“No short cuts on path to own firm”
When Joe Virgona was interviewed for his first financial planner job, at Westpac, he was careful about how he laid out his future ambitions.
Virgona had wanted to run his own show since he was a kid, but he wasn’t going to tell his potential employers that he had grand entrepreneurial plans.
“I don’t think they asked my future plans directly, but I think I would have just skirted around it somehow,” Virgona says. “For as long as I could remember, I have wanted to be financially free and run my own business.
“When you’re financially free, you have so many more options in life.”
So why the job with one of the big four?
“The training is great,” Virgona notes. “I know that the banks are copping it at the moment with the royal commission, but I honestly think they teach you so much about clients and processes.
“I would always encourage anyone to start out with a big bank.”
Virgona also thinks banks have a real opportunity at the moment to change tack on how they structure their planning divisions.
“There is a huge opportunity for them to get it right and it’s a great time for them to step away from selling products, but it’s 50-50 in my opinion as to whether that will happen,” he says.
Virgona cut his teeth at Westpac for three years before joining an accountancy firm in the Melbourne suburb of Carlton that referred clients to him.
“I knew I wanted to run my own business and I told them that, but I also knew joining an existing small business was a great way to learn,” he says. “I learned all about the importance of cash flow and making sure you can keep opening the doors each day.”
After two years, Virgona founded his planning firm, Your Money Manager, with two mortgage brokers he knew and trusted, who also had pre-existing clients they could bring to the table.
“The referral model has worked really well for me, in that it has ensured that we had clients from day one,” he says. “I knew I had the skills, but if I had just opened up shop with no clients, I am not sure I would have lasted quite so long.”
Even in the early days, Virgona refused to take commissions on insurance products, even though it was standard practice.
“I am sure everyone thought I was mad,” he says. “The decision certainly stopped the growth of my business a little in the early days, but I was determined to be able to sit in front of a client and give them unbiased advice.
“And it’s paid off now anyway, because I can now ask for a decent fee for my service and there are no conflicts of interest.”
Your Money Manager has changed with the times, too, with an increasing focus on holistic money advice.

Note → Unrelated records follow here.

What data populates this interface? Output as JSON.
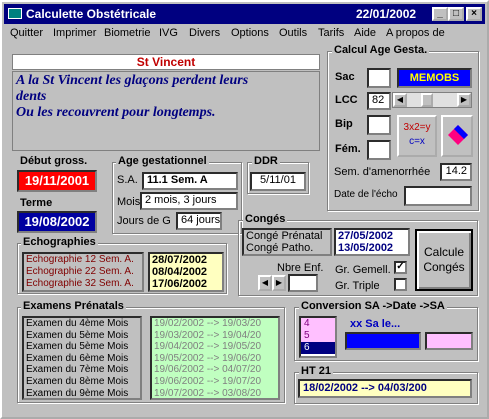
{
  "window": {
    "title": "Calculette Obstétricale",
    "date": "22/01/2002",
    "min": "_",
    "max": "□",
    "close": "×"
  },
  "menu": [
    "Quitter",
    "Imprimer",
    "Biometrie",
    "IVG",
    "Divers",
    "Options",
    "Outils",
    "Tarifs",
    "Aide",
    "A propos de"
  ],
  "saint": {
    "name": "St Vincent",
    "line1": "A la St Vincent les glaçons perdent leurs",
    "line2": "dents",
    "line3": "Ou les recouvrent pour longtemps."
  },
  "calcul": {
    "title": "Calcul Age Gesta.",
    "sac": "Sac",
    "memobs": "MEMOBS",
    "lcc": "LCC",
    "lcc_value": "82",
    "bip": "Bip",
    "fem": "Fém.",
    "formula1": "3x2=y",
    "formula2": "c=x",
    "sem_label": "Sem. d'amenorrhée",
    "sem_value": "14.2",
    "echo_label": "Date de l'écho"
  },
  "debut": {
    "title": "Début gross.",
    "value": "19/11/2001"
  },
  "terme": {
    "title": "Terme",
    "value": "19/08/2002"
  },
  "age": {
    "title": "Age gestationnel",
    "sa_label": "S.A.",
    "sa_value": "11.1  Sem. A",
    "mois_label": "Mois",
    "mois_value": "2 mois, 3 jours",
    "jours_label": "Jours de G",
    "jours_value": "64 jours"
  },
  "ddr": {
    "title": "DDR",
    "value": "5/11/01"
  },
  "echographies": {
    "title": "Echographies",
    "items": [
      "Echographie 12 Sem. A.",
      "Echographie 22 Sem. A.",
      "Echographie 32 Sem. A."
    ],
    "dates": [
      "28/07/2002",
      "08/04/2002",
      "17/06/2002"
    ]
  },
  "conges": {
    "title": "Congés",
    "labels": [
      "Congé Prénatal",
      "Congé Patho."
    ],
    "dates": [
      "27/05/2002",
      "13/05/2002"
    ],
    "nbre": "Nbre Enf.",
    "gemell": "Gr. Gemell.",
    "triple": "Gr. Triple",
    "button": "Calcule Congés",
    "check": "✓"
  },
  "examens": {
    "title": "Examens Prénatals",
    "items": [
      "Examen du 4ème Mois",
      "Examen du 5ème Mois",
      "Examen du 5ème Mois",
      "Examen du 6ème Mois",
      "Examen du 7ème Mois",
      "Examen du 8ème Mois",
      "Examen du 9ème Mois"
    ],
    "ranges": [
      "19/02/2002 --> 19/03/20",
      "19/03/2002 --> 19/04/20",
      "19/04/2002 --> 19/05/20",
      "19/05/2002 --> 19/06/20",
      "19/06/2002 --> 04/07/20",
      "19/06/2002 --> 19/07/20",
      "19/07/2002 --> 03/08/20"
    ]
  },
  "conversion": {
    "title": "Conversion  SA ->Date ->SA",
    "options": [
      "4",
      "5",
      "6"
    ],
    "text": "xx Sa le..."
  },
  "ht21": {
    "title": "HT 21",
    "value": "18/02/2002    -->    04/03/200"
  }
}
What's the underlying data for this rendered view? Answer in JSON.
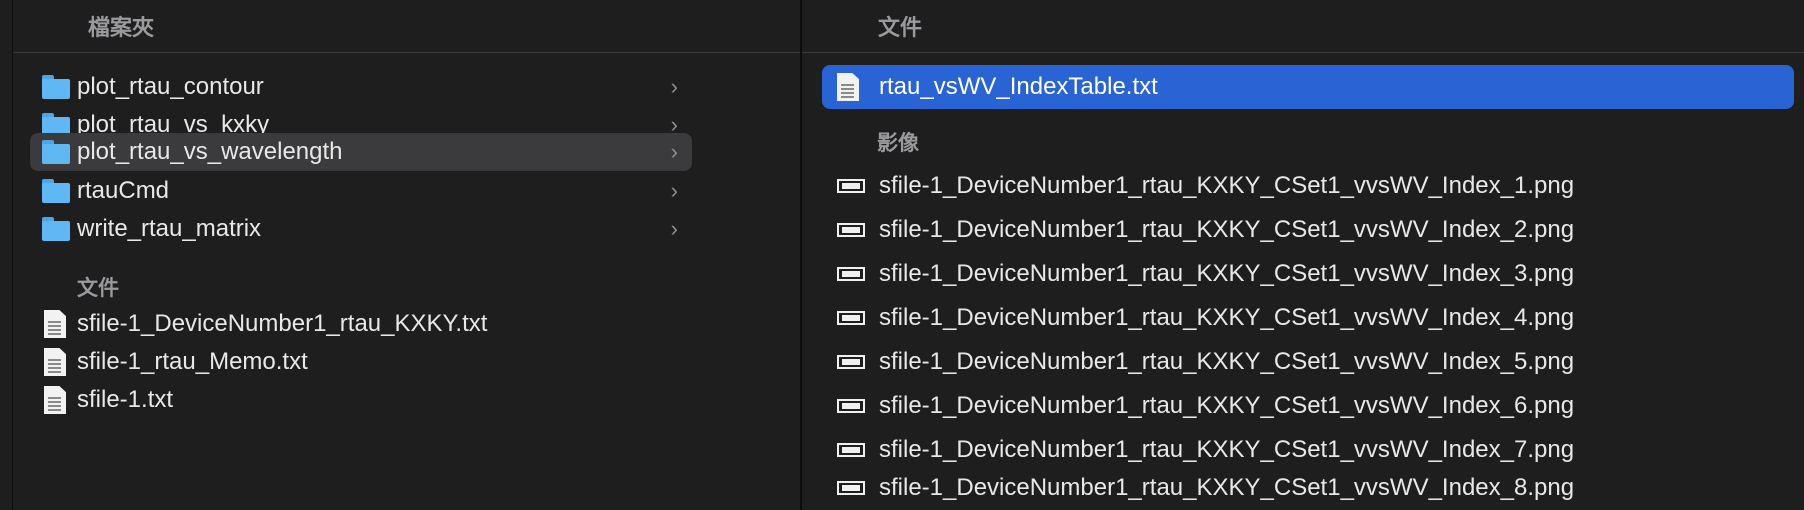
{
  "left": {
    "header": "檔案夾",
    "folders": [
      {
        "name": "plot_rtau_contour"
      },
      {
        "name": "plot_rtau_vs_kxky"
      },
      {
        "name": "plot_rtau_vs_wavelength"
      },
      {
        "name": "rtauCmd"
      },
      {
        "name": "write_rtau_matrix"
      }
    ],
    "files_section": "文件",
    "files": [
      {
        "name": "sfile-1_DeviceNumber1_rtau_KXKY.txt"
      },
      {
        "name": "sfile-1_rtau_Memo.txt"
      },
      {
        "name": "sfile-1.txt"
      }
    ],
    "selected_folder": "plot_rtau_vs_wavelength"
  },
  "right": {
    "header": "文件",
    "documents": [
      {
        "name": "rtau_vsWV_IndexTable.txt"
      }
    ],
    "images_section": "影像",
    "images": [
      {
        "name": "sfile-1_DeviceNumber1_rtau_KXKY_CSet1_vvsWV_Index_1.png"
      },
      {
        "name": "sfile-1_DeviceNumber1_rtau_KXKY_CSet1_vvsWV_Index_2.png"
      },
      {
        "name": "sfile-1_DeviceNumber1_rtau_KXKY_CSet1_vvsWV_Index_3.png"
      },
      {
        "name": "sfile-1_DeviceNumber1_rtau_KXKY_CSet1_vvsWV_Index_4.png"
      },
      {
        "name": "sfile-1_DeviceNumber1_rtau_KXKY_CSet1_vvsWV_Index_5.png"
      },
      {
        "name": "sfile-1_DeviceNumber1_rtau_KXKY_CSet1_vvsWV_Index_6.png"
      },
      {
        "name": "sfile-1_DeviceNumber1_rtau_KXKY_CSet1_vvsWV_Index_7.png"
      },
      {
        "name": "sfile-1_DeviceNumber1_rtau_KXKY_CSet1_vvsWV_Index_8.png"
      }
    ]
  },
  "colors": {
    "background": "#1e1e1f",
    "selection_gray": "#3b3b3d",
    "selection_blue": "#2a63d4",
    "folder": "#5fb8f3"
  },
  "icons": {
    "folder": "folder-icon",
    "document": "text-document-icon",
    "image": "image-file-icon",
    "chevron": "chevron-right-icon"
  }
}
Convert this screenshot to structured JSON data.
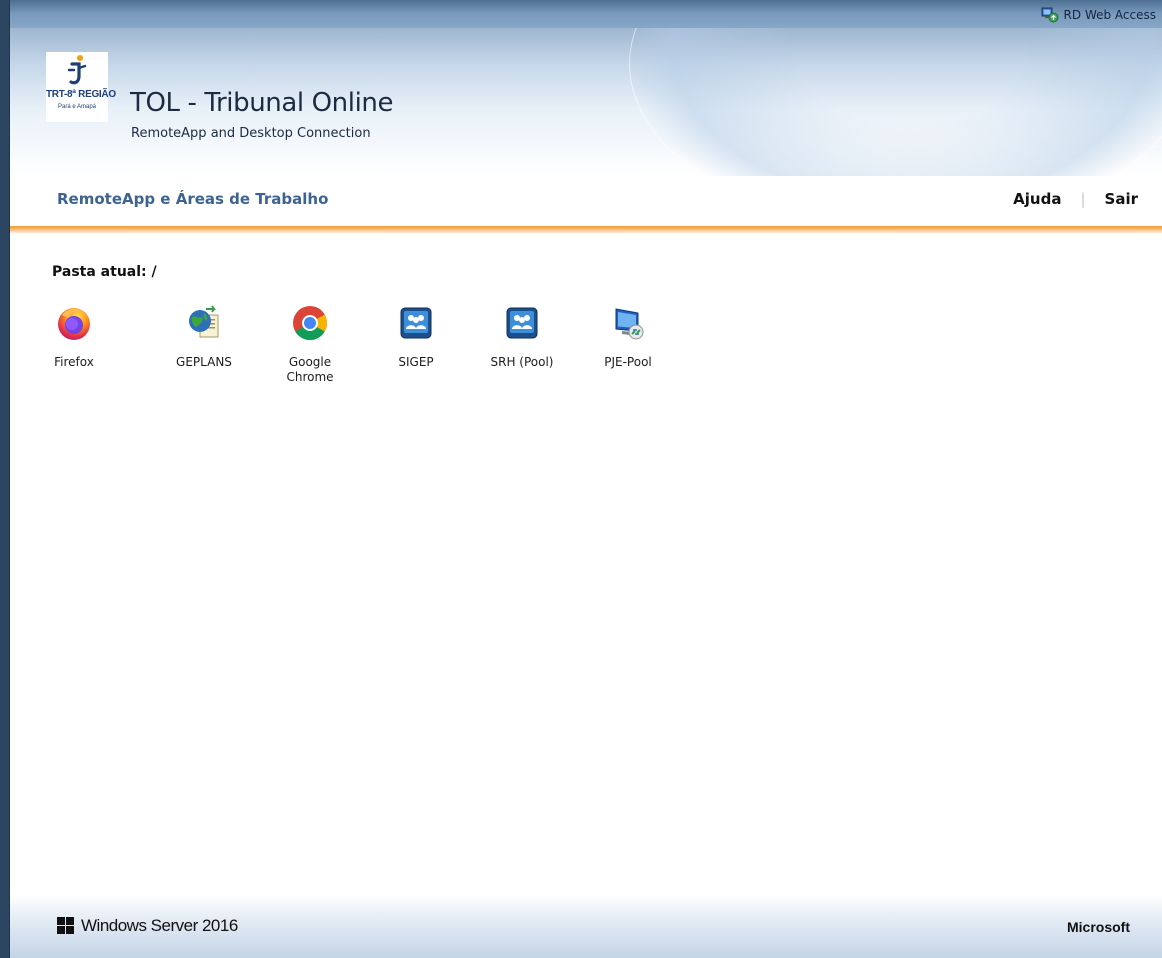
{
  "top_bar": {
    "rd_web_access_label": "RD Web Access",
    "rd_icon": "rd-web-access-icon"
  },
  "header": {
    "logo": {
      "line1": "TRT-8ª REGIÃO",
      "line2": "Pará e Amapá"
    },
    "title": "TOL - Tribunal Online",
    "subtitle": "RemoteApp and Desktop Connection"
  },
  "nav": {
    "title": "RemoteApp e Áreas de Trabalho",
    "help_label": "Ajuda",
    "logout_label": "Sair",
    "separator": "|"
  },
  "content": {
    "folder_label": "Pasta atual: /",
    "apps": [
      {
        "label": "Firefox",
        "icon": "firefox-icon"
      },
      {
        "label": "GEPLANS",
        "icon": "geplans-icon"
      },
      {
        "label": "Google Chrome",
        "icon": "chrome-icon"
      },
      {
        "label": "SIGEP",
        "icon": "sigep-icon"
      },
      {
        "label": "SRH (Pool)",
        "icon": "srh-pool-icon"
      },
      {
        "label": "PJE-Pool",
        "icon": "remote-desktop-icon"
      }
    ]
  },
  "footer": {
    "windows_brand": "Windows Server 2016",
    "microsoft_brand": "Microsoft"
  },
  "colors": {
    "accent_blue": "#3c6392",
    "orange_line": "#f29a33",
    "top_strip": "#7a9bbd"
  }
}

“It’s not just about providing clients with investment advice, but actually helping them deal with the stresses they face with money every day,” Virgona says. “A lot of people face some kind of financial stress and some people spend as much as they earn, so it’s about teaching people how to manage their money.
“I had one tradie who was $8000 in debt and within six months had $40,000 in savings, so those kinds of turnarounds are possible.”
Professional Planner magazine, April 9 2018, By Joanna Roberts.